Мы не войдем в подробности этих возражений и заметим лишь, что особенностью гипотезы Оствальда является то обстоятельство, что она приписывает самостоятельную реальность энергии, под которой в физике понимается обычно лишь способность к работе и которая как таковая предполагает существование другого реального «нечто» в окружающем нас мире, под которым разумеют обыкновенно материальную среду.

Существенным же недостатком этой гипотезы служит тот факт, что, уничтожая материю и подставляя взамен ее столь же неизвестную в самом существе энергию, Оствальд увеличивает число различных форм энергии до необычайных размеров, что вряд ли может служить к пользе науки. Все внешние свойства и отношения тел, по учению Оствальда, дают основание к признанию новых энергий, как энергии объема, расстояния, поверхности и пр. Но как доказать существование этих энергий в природе, к которым, руководясь тем же принципом, можно присоединить многое множество других энергий, и не служат ли они более или менее плотной ширмой того, что и так сокрыто от нас в природе? Ведь если вещества или массы нет, а тела суть лишь формы энергии, то очевидно, что тела без остатка должны переходить в другие формы энергии, а между тем ничего подобного не наблюдается в природе, так как при всевозможных химических превращениях тела лишь видоизменяют свой состав, форму и объем, но не уничтожаются в настоящем смысле, обнаруживая один и тот же вес своих видоизмененных по внешности частей.

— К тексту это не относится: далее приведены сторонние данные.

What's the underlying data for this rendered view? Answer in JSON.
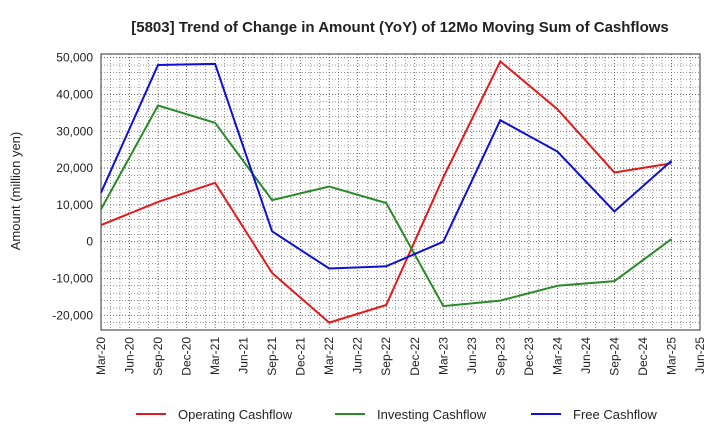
{
  "chart_data": {
    "type": "line",
    "title": "[5803]  Trend of Change in Amount (YoY) of 12Mo Moving Sum of Cashflows",
    "ylabel": "Amount (million yen)",
    "xlabel": "",
    "ylim": [
      -24000,
      51000
    ],
    "yticks": [
      -20000,
      -10000,
      0,
      10000,
      20000,
      30000,
      40000,
      50000
    ],
    "ytick_labels": [
      "-20,000",
      "-10,000",
      "0",
      "10,000",
      "20,000",
      "30,000",
      "40,000",
      "50,000"
    ],
    "categories": [
      "Mar-20",
      "Jun-20",
      "Sep-20",
      "Dec-20",
      "Mar-21",
      "Jun-21",
      "Sep-21",
      "Dec-21",
      "Mar-22",
      "Jun-22",
      "Sep-22",
      "Dec-22",
      "Mar-23",
      "Jun-23",
      "Sep-23",
      "Dec-23",
      "Mar-24",
      "Jun-24",
      "Sep-24",
      "Dec-24",
      "Mar-25",
      "Jun-25"
    ],
    "grid": true,
    "legend_position": "bottom",
    "series": [
      {
        "name": "Operating Cashflow",
        "color": "#e31a1c",
        "values": [
          4500,
          null,
          10800,
          null,
          16000,
          null,
          -8500,
          null,
          -22000,
          null,
          -17200,
          null,
          17500,
          null,
          49000,
          null,
          36000,
          null,
          18800,
          null,
          21300,
          null
        ]
      },
      {
        "name": "Investing Cashflow",
        "color": "#2a8a2a",
        "values": [
          8800,
          null,
          37000,
          null,
          32300,
          null,
          11300,
          null,
          15000,
          null,
          10500,
          null,
          -17500,
          null,
          -16000,
          null,
          -12000,
          null,
          -10700,
          null,
          700,
          null
        ]
      },
      {
        "name": "Free Cashflow",
        "color": "#1010d0",
        "values": [
          13300,
          null,
          48000,
          null,
          48300,
          null,
          2800,
          null,
          -7300,
          null,
          -6700,
          null,
          0,
          null,
          33000,
          null,
          24500,
          null,
          8200,
          null,
          22000,
          null
        ]
      }
    ]
  }
}
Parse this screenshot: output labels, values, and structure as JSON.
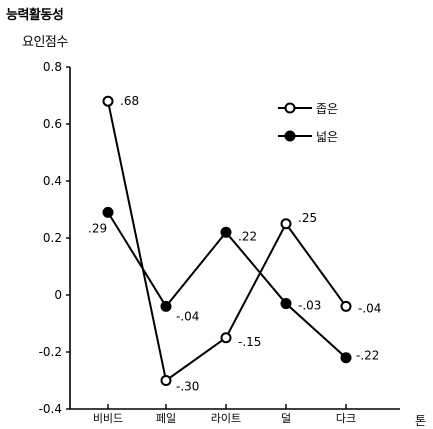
{
  "chart_data": {
    "type": "line",
    "ylabel_line1": "능력활동성",
    "ylabel_line2": "요인점수",
    "xlabel": "톤",
    "categories": [
      "비비드",
      "페일",
      "라이트",
      "덜",
      "다크"
    ],
    "ylim": [
      -0.4,
      0.8
    ],
    "yticks": [
      "0.8",
      "0.6",
      "0.4",
      "0.2",
      "0",
      "-0.2",
      "-0.4"
    ],
    "ytick_values": [
      0.8,
      0.6,
      0.4,
      0.2,
      0,
      -0.2,
      -0.4
    ],
    "grid": false,
    "legend_position": "top-right",
    "series": [
      {
        "name": "좁은",
        "marker": "open-circle",
        "values": [
          0.68,
          -0.3,
          -0.15,
          0.25,
          -0.04
        ],
        "labels": [
          ".68",
          "-.30",
          "-.15",
          ".25",
          "-.04"
        ]
      },
      {
        "name": "넓은",
        "marker": "filled-circle",
        "values": [
          0.29,
          -0.04,
          0.22,
          -0.03,
          -0.22
        ],
        "labels": [
          ".29",
          "-.04",
          ".22",
          "-.03",
          "-.22"
        ]
      }
    ]
  }
}
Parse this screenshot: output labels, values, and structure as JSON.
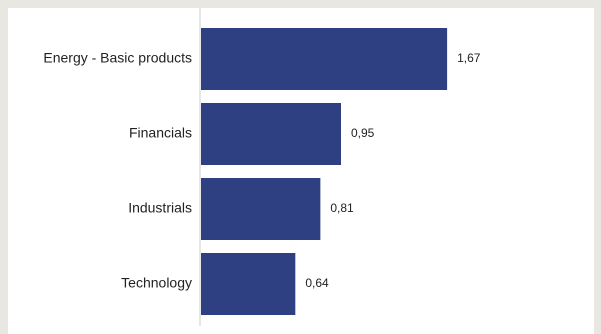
{
  "chart_data": {
    "type": "bar",
    "orientation": "horizontal",
    "categories": [
      "Energy - Basic products",
      "Financials",
      "Industrials",
      "Technology"
    ],
    "values": [
      1.67,
      0.95,
      0.81,
      0.64
    ],
    "value_labels": [
      "1,67",
      "0,95",
      "0,81",
      "0,64"
    ],
    "title": "",
    "xlabel": "",
    "ylabel": "",
    "xlim": [
      0,
      1.9
    ],
    "grid": false,
    "bar_color": "#2e3f82",
    "axis_color": "#cccccc"
  }
}
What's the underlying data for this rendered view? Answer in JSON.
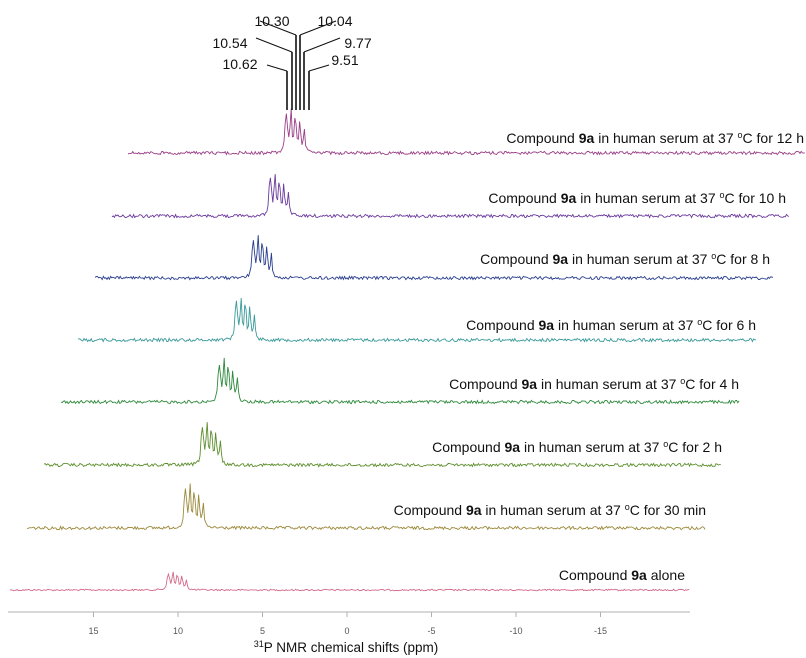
{
  "chart_data": {
    "type": "line",
    "title": "",
    "xlabel": "31P NMR chemical shifts (ppm)",
    "xlabel_sup": "31",
    "xlabel_main": "P NMR chemical shifts (ppm)",
    "ylabel": "",
    "x_reversed": true,
    "xlim": [
      19.5,
      -19.5
    ],
    "xticks": [
      15,
      10,
      5,
      0,
      -5,
      -10,
      -15
    ],
    "xtick_labels": [
      "15",
      "10",
      "5",
      "0",
      "-5",
      "-10",
      "-15"
    ],
    "peak_labels": [
      "10.62",
      "10.54",
      "10.30",
      "10.04",
      "9.77",
      "9.51"
    ],
    "peaks_ppm": [
      10.62,
      10.54,
      10.3,
      10.04,
      9.77,
      9.51
    ],
    "series": [
      {
        "name": "Compound 9a alone",
        "label_pre": "Compound ",
        "label_bold": "9a",
        "label_post": " alone",
        "color": "#d36b8a"
      },
      {
        "name": "Compound 9a in human serum at 37 oC for 30 min",
        "label_pre": "Compound ",
        "label_bold": "9a",
        "label_post": " in human serum at 37 ",
        "label_sup": "o",
        "label_end": "C for 30 min",
        "color": "#9c8a3c"
      },
      {
        "name": "Compound 9a in human serum at 37 oC for 2 h",
        "label_pre": "Compound ",
        "label_bold": "9a",
        "label_post": " in human serum at 37 ",
        "label_sup": "o",
        "label_end": "C for 2 h",
        "color": "#5e8f2e"
      },
      {
        "name": "Compound 9a in human serum at 37 oC for 4 h",
        "label_pre": "Compound ",
        "label_bold": "9a",
        "label_post": " in human serum at 37 ",
        "label_sup": "o",
        "label_end": "C for 4 h",
        "color": "#2e8a3c"
      },
      {
        "name": "Compound 9a in human serum at 37 oC for 6 h",
        "label_pre": "Compound ",
        "label_bold": "9a",
        "label_post": " in human serum at 37 ",
        "label_sup": "o",
        "label_end": "C for 6 h",
        "color": "#3a9a9a"
      },
      {
        "name": "Compound 9a in human serum at 37 oC for 8 h",
        "label_pre": "Compound ",
        "label_bold": "9a",
        "label_post": " in human serum at 37 ",
        "label_sup": "o",
        "label_end": "C for 8 h",
        "color": "#2a3f8f"
      },
      {
        "name": "Compound 9a in human serum at 37 oC for 10 h",
        "label_pre": "Compound ",
        "label_bold": "9a",
        "label_post": " in human serum at 37 ",
        "label_sup": "o",
        "label_end": "C for 10 h",
        "color": "#6a3b9e"
      },
      {
        "name": "Compound 9a in human serum at 37 oC for 12 h",
        "label_pre": "Compound ",
        "label_bold": "9a",
        "label_post": " in human serum at 37 ",
        "label_sup": "o",
        "label_end": "C for 12 h",
        "color": "#9a3f86"
      }
    ]
  }
}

Словом, трудно или даже невозможно помирить гипотезу Оствальда с законом неуничтожаемости материи, если не допускать новой, противоречащей нашим понятиям об энергии гипотезы, что есть формы энергии, которые не переходят ни в какие другие энергии. В самом деле, в какие другие энергии может перейти, например, энергия объема или энергия поверхности? Ясно, что в этом пункте гипотеза Оствальда наталкивается на непреодолимые препятствия.